Considering the NC/nPSi composites as thin, homogeneous drug-containing films, the monolithic solution mathematical model can be utilized to determine the diffusion coefficients [
40]. In this model, it is assumed that the initial drug concentration is lower than the drug solubility, and the drug is released solely via diffusion through the device. In this context, since the initial MB concentrations in composite films are considerably low, for the order of micrograms per milliliter, and the solubility of MB is 43.6 mg/mL [
41], this condition is met.
Table 2 presents the diffusion coefficient values obtained for slab geometries at short and late times using this model.
In the majority of cases, the results indicate that the monolithic solution model was well-fitted to the experimental release profiles for both short and late release times, thereby confirming diffusion as the primary mechanism of MB release. Additionally, the obtained diffusion coefficients were found to be inversely proportional to the % nPSi. This slower and more controlled release of MB in the samples could be attributed to the nanoporosity, high surface area, and large pore volume of nPSi within the composite films [
42], which are particularly evident in the samples NC/nPSi 0.5% and NC/nPSi 1.0%.
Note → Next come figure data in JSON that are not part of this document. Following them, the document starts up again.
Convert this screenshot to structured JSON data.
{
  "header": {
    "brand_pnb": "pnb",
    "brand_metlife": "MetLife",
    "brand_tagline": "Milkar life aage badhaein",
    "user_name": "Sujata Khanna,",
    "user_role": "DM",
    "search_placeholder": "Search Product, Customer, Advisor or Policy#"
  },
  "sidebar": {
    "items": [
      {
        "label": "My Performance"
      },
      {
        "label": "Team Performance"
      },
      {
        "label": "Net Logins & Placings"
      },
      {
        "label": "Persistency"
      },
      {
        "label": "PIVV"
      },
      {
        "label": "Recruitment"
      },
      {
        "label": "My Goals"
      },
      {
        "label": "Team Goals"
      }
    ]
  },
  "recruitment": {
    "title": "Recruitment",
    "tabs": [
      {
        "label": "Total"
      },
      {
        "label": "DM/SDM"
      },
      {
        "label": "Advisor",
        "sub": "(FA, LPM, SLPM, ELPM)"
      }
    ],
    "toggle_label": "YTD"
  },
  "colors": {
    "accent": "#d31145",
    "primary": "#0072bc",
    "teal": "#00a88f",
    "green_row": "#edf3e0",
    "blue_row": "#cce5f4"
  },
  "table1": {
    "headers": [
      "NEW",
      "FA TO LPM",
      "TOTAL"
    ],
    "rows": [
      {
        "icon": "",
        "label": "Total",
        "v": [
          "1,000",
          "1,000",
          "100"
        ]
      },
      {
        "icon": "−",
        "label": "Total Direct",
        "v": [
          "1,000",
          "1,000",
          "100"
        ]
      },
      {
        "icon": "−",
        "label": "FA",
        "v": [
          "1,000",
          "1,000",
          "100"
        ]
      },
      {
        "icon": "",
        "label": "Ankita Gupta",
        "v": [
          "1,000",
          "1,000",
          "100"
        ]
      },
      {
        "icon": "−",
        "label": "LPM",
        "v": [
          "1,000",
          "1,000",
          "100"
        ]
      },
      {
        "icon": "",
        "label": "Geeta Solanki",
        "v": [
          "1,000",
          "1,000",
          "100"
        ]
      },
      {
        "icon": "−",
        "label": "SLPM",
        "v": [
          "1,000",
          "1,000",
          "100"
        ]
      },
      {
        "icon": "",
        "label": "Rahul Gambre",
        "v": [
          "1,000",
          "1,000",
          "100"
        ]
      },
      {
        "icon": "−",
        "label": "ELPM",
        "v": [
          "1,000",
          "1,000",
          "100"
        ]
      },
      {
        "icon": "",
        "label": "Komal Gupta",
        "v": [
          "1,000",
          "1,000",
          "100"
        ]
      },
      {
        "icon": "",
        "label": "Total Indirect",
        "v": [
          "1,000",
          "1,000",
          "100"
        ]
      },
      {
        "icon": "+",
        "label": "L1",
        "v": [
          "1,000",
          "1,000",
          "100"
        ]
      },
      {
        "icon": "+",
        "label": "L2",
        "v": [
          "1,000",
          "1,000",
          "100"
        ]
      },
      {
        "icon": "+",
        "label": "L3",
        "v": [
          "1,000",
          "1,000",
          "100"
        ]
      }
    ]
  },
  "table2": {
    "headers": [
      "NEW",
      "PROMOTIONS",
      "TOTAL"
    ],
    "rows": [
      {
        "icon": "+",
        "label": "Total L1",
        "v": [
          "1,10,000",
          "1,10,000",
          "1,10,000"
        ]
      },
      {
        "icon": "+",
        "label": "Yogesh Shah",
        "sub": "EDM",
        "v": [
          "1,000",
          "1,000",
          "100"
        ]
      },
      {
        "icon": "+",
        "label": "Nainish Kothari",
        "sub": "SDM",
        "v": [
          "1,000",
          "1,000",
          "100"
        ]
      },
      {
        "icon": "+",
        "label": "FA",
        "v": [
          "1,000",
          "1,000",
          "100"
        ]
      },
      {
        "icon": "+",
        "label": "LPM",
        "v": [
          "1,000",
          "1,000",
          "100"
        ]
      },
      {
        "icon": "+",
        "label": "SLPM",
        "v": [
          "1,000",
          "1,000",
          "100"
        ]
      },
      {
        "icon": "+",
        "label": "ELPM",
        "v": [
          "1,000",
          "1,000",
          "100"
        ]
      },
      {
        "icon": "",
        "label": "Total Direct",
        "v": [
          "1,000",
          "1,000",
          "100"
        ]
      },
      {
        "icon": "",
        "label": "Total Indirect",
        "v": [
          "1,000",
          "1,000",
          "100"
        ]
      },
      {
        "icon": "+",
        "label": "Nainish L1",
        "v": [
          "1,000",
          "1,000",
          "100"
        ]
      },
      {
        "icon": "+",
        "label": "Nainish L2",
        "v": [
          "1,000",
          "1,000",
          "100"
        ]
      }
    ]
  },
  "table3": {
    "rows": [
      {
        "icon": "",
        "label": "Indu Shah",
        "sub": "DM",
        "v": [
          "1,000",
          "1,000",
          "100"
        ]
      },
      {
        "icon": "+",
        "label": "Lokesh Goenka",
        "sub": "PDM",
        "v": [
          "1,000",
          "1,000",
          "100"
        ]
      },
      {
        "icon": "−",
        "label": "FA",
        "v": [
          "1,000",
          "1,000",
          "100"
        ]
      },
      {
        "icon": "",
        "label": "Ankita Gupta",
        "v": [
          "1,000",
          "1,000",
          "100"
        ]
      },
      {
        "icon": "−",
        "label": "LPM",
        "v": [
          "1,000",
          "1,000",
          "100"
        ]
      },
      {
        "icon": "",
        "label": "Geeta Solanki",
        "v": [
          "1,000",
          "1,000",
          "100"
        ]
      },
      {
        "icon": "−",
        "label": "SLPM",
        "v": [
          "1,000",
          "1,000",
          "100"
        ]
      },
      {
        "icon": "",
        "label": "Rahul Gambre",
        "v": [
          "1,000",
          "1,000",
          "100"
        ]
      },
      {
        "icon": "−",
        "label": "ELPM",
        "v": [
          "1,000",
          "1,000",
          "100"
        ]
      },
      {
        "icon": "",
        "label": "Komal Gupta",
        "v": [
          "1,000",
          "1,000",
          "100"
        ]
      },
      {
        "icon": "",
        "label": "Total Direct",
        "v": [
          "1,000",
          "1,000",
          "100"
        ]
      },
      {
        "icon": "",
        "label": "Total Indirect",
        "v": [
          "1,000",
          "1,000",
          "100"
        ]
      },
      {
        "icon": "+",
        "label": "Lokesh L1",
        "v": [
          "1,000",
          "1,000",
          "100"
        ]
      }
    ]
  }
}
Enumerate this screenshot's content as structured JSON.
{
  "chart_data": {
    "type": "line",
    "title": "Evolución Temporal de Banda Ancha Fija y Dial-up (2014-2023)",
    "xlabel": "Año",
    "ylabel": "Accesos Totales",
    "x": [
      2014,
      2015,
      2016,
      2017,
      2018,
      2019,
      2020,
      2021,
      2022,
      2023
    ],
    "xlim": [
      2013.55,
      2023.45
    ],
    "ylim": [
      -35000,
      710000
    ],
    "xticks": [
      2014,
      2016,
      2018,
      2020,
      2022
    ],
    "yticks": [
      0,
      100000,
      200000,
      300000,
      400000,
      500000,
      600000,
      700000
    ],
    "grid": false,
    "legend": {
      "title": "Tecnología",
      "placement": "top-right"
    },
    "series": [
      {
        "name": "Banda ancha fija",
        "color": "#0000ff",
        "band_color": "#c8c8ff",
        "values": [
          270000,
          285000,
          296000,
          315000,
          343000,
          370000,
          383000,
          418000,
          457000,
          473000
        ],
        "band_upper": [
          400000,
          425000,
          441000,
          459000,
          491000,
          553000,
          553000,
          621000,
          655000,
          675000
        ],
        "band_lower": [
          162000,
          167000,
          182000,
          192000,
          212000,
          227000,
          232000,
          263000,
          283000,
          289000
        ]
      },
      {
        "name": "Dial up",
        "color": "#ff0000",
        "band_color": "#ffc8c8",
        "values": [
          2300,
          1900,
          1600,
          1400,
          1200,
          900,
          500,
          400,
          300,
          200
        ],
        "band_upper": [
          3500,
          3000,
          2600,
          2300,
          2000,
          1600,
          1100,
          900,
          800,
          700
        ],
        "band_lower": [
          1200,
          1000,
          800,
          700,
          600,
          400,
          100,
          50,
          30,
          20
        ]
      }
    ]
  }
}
The antibacterial activity of NC and NC/nPSi composite films loaded with and without MB was tested against
Staphylococcus aureus (Gram-positive) and
Escherichia coli (Gram-negative) using the diffusion method. The control samples, composite films without MB, did not present any antibacterial effect, and both types of bacteria spread over the entire surface of the culture medium. On the other hand, the results indicated that NC and NC/nPSi samples loaded with MB were effective in inhibiting the growth of bacteria (
Figure 8). In this sense, the largest inhibition halos were observed against
S. aureus: NC and NC/nPSi 0.1% showed an inhibition halo at around 8 mm, while the NC/nPSi films with 0.5% and 1.0% nPSi presented a higher inhibition halo of 11 mm. It is worth noting that the observed difference between the samples is significant. On the other hand, for the case of
E. coli bacteria, all samples showed only around 1 mm of inhibition halo, and no significant difference was observed between them. These results support the findings of previous works in which Gram-positive bacteria are more vulnerable to nPSi than Gram-negative bacteria [
43]. Additionally, the authors attribute the antibacterial properties of nPSi to their ability to denature microbial proteins and interfere with bacterial DNA replication.